Contaré una vieja historia. La leí hace ya mucho tiempo en un ilustrado materialista francés del siglo XVIII, Julien Offray de La Mettrie (1709-1751). Alguna vez la he referido, por lo que ruego que se me disculpe la insistencia y aquí estoy en cualquier caso por si se precisan más referencias. La verdad es que no sé mucho más al respecto, ni si ha sido estudiada. No importa. Se me antoja como algo particularmente indignante, de una obscenidad institucional que dice mucho acerca de los parapetos ideológicos que conforman un momento y una época (aquella, pero probablemente también, mutatis mutandis, esta). Es en definitiva un magnífico ejemplo de cómo, con todas las razones del mundo, podemos llevarnos por delante la individualidad de las excepciones y lo específico del goce, incluso entre epicúreos ilustrados como La Mettrie. Se me antoja, además, un momento particularmente abyecto en la historia de la obediencia, del lugar desde el que se ordena y manda, se obliga y prohíbe: la yusión infame.

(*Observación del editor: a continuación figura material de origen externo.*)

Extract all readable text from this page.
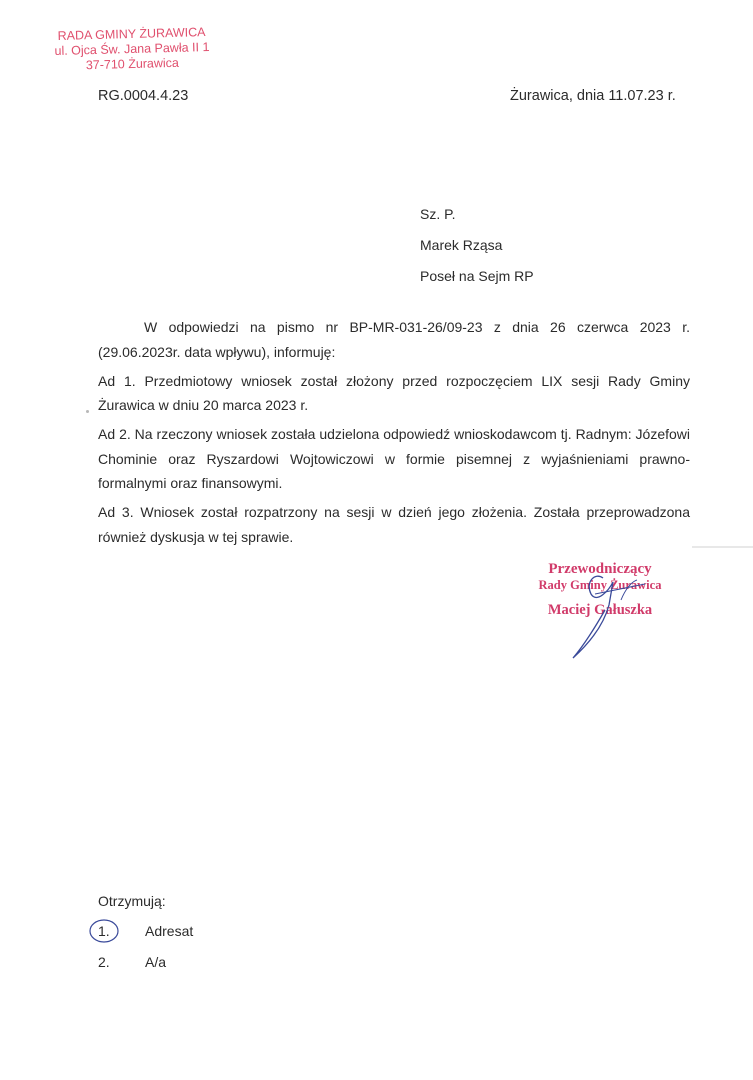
RADA GMINY ŻURAWICA
ul. Ojca Św. Jana Pawła II 1
37-710 Żurawica
RG.0004.4.23	Żurawica, dnia 11.07.23 r.
Sz. P.
Marek Rząsa
Poseł na Sejm RP

W odpowiedzi na pismo nr BP-MR-031-26/09-23 z dnia 26 czerwca 2023 r. (29.06.2023r. data wpływu), informuję:

Ad 1. Przedmiotowy wniosek został złożony przed rozpoczęciem LIX sesji Rady Gminy Żurawica w dniu 20 marca 2023 r.

Ad 2. Na rzeczony wniosek została udzielona odpowiedź wnioskodawcom tj. Radnym: Józefowi Chominie oraz Ryszardowi Wojtowiczowi w formie pisemnej z wyjaśnieniami prawno-formalnymi oraz finansowymi.

Ad 3. Wniosek został rozpatrzony na sesji w dzień jego złożenia. Została przeprowadzona również dyskusja w tej sprawie.

Przewodniczący
Rady Gminy Żurawica
Maciej Gałuszka
Otrzymują:
1.	Adresat
2.	A/a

Hablo, pues, de un monstruo de la naturaleza, de una pobre campesina, una mujer fallida a la que faltaban sus genitales, ni terrón ni vulva ni vagina ni labios. No menstruaba y la ciencia médica de la época, siempre tan dispuesta, tomó cumplida nota de sus características. Sondaban la uretra y después se introducían en su ano con el bisturí para darse cuenta de que no tenía sino carnes falsas, apenas vasculosas, vegetaciones grasas. Escrutaban y perescrutaban por sus vísceras e interiores para comprobar que era un animal indefinible, sin matriz. Al no encontrar la diferencia material, idearon la forma de construir una vulva, pero las dificultades fueron insuperables; la idiopatía era mayúscula y los medios todavía insuficientes. Dado que la materia se ausentaba, volvieron sobre la misma para obliterar lo que quedaba, pero ya no mediante tijeras o agujas, pinzas o sargentas, sino mediante lo que de verdad modifica las cosas: las frases de modalidad yusiva, las que ordenan.
En efecto, la obligaron a descasarse tras diez años de casada con campesino tan ignorante como ella. Resultaba que matrimoniaban como podían, es decir, por el ano, pues donde no hay regla ella sola se pone, sin darle más importancia al asunto y amándose tanto como pueden amarse los matrimonios (mi suegra suele decir que el matrimonio son las comportaciones). En este caso, se daban subjuntivamente por el culo. Pero, a ojos biempensantes e ilustrados, la inocencia de su imbecilidad era más inquietante que el vicio del refinado (la pobre Justine de Sade, por ejemplo, que seguro que hubiere echado de menos campesino tan delicado). La decisión de descasarlos los enojó indeciblemente, pero ahí estaba la ciencia médica para certificar que el placer venéreo de ella era nulo. Cosquilleaban su clítoris ausente y aquellas cosquillas no devolvían sensaciones agradables; tocaban sus pechos y no se inflamaban de excitación. Médicos y cirujanos de Gante lo vieron tal y como lo cuento y hasta lo hizo el señor conde de Erouville, teniente general. Lo yusivo se había vuelto indicativo. El mundo estaba otra vez bien hecho.